24 May 2005

On the beloved Manchegan



Ok, so the Pale Fire comments will have to wait another day, but I've had a productive night. Here are a few thoughts I posted to the other blog where I hang out, 400 Windmills:
(This started out as a comment on Bud's previous post, but quickly mushroomed into its own full-fledged response.)

I don't think Don Quixote is a coward--think of all the times he's hurled himself bodily at various and sundry objects/people/sheep! I actually read this "modification" of his penance as humorous. (I find that Cervantes' subtle comedy more than makes up for the gory slapstick kind.) Remember, when Sancho runs into the priest and barber he tells them (heedless of any changes to DQ's self-inflicted plans), "My master is doing penance in the middle of those mountains, as happy as can be" (208).

It seems to me that Don Quixote doesn't mind suffering as long as it is poetic and in keeping with the types of suffering found in those stories of chivalry. After his "million Ave Marías" on his homemade rosary, "he was greatly troubled at not finding a hermit nearby who would hear his confession and console him" (206). I don't think he was "greatly troubled" because he truly needed consolation, but because finding a hermit would make the scene that much more "authentic" or "how it should be."

Maybe this goes back to what I asked previously re. what constitutes actual suffering: personal perspective or demonstrable pain? At first I thought his "sighs and verses" a mere mockery of actual suffering (i.e., Cardenio's)--hence, "fake." But Don Quixote isn't just playing a role--in his mind, he is suffering all this. (Page 208 also says, "if the squire had taken three weeks instead of three days, the Knight of the Sorrowful Face would have been so altered that not even his own mother would have known him." I wonder how many plants he would've found "that would sustain him"?)

I know that this may sound contradictory. How can it be "real" suffering, yet intentionally picturesque (or artistically accurate) at the same time?

I see Don Quixote is a type of artist.
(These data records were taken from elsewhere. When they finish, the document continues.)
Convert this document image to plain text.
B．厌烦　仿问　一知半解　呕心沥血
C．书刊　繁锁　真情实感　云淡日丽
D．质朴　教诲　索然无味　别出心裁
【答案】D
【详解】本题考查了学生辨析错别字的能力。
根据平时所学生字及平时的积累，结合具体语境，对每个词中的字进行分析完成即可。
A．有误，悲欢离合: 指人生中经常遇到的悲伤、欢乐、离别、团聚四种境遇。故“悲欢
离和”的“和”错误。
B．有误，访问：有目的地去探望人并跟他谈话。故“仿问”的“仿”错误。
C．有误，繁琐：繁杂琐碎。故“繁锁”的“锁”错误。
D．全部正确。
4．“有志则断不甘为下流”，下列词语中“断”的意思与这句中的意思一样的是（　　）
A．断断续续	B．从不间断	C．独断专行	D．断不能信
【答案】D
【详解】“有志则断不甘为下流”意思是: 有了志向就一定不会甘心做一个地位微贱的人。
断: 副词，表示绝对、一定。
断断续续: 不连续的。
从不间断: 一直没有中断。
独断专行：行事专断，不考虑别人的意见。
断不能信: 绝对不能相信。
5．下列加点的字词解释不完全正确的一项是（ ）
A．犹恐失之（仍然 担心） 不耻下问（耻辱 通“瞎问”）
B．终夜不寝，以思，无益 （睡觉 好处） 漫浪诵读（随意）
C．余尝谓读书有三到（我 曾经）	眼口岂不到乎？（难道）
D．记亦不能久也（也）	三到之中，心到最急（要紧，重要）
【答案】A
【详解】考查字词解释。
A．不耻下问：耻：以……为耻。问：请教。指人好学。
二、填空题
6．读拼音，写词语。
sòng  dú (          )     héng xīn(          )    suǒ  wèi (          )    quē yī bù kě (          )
He finds fulfillment in becoming a martyr to the cause of chivalry, and strives to embody it in the least detail. There is an inherent integrity to his apparent artifice.

This brings me the aforementioned essay by Mario Vargas Llosa, "Una novela para el siglo XXI" ("A Novel for the 21st Century"). In it, he asks, "Is Alonso Quijano's insanity born from the desperate nostalgia of a world gone by, of a visceral rejection of modernity and progress?"* He says that this would be the case if the world that Don Quixote longs for had actually been part of history. But "in reality, it only existed in the imagination, legends, and utopias that human beings forged in order to [...] find refuge in a society of order, honor, [and] principles". (In other words, something to take their minds off the typical trials and tribulations of the Middle Ages.)

He then says, "The chivalric literature that causes the Quixote to lose his mind--this is an expression that must be taken in a metaphorical sense rather than a literal one--is not 'realistic,' because the delirious prose of its paladins does not reflect a lived reality." Yet in spite of this, the stories are a "genuine response" to the "real world" in that within their pages, good always triumphs over evil.

So "the dream that changes Alonso Quijano into Don Quixote de la Mancha does not consist of reactualizing the past, but in something much more ambitious: to realize myth, transform fiction into living history." It is this dream that slowly seeps into the "reality" of those around him until "little by little--like a Borgesian tale--it becomes fiction."

He then asserts, "Fiction is a central theme of the novel, because the Manchegan hidalgo that is its protagonist has been 'unhinged'--his insanity must first be seen as an allegory or symbol before a clinical diagnosis--by the fantasies of chivalric books, and, believing that the world is how it is described in [these novels], he is launched in search of adventures that he will parody, provoking and suffering small catastrophes."

I believe that the disparity between what the Quixote aspires to and what he sometimes does (not what happens to him--this is an important distinction) is a source of wry humor rather than hypocrisy. For all his grandiloquent speeches, the actual work of transforming myth into reality can be a pretty thankless task.

* Again, all translations are mine (for better or for worse).
Also, you MUST check out Castilla-La Mancha's offical website for the IV Centenary of Don Quixote. It's simply gorgeous--filled with dozens of photographs and a nifty interactive map that traces the Quixote's route through Spain. (The Spanish version seems to have a few more articles.)


P.S. In my last post, I forgot to mention the other memorable moment of the weekend: watching the first Thomas Pynchon episode of The Simpons...in Spanish! I laughed so hard, I had to explain the gag to my younger cousin. (Yeah...I'm a dork.)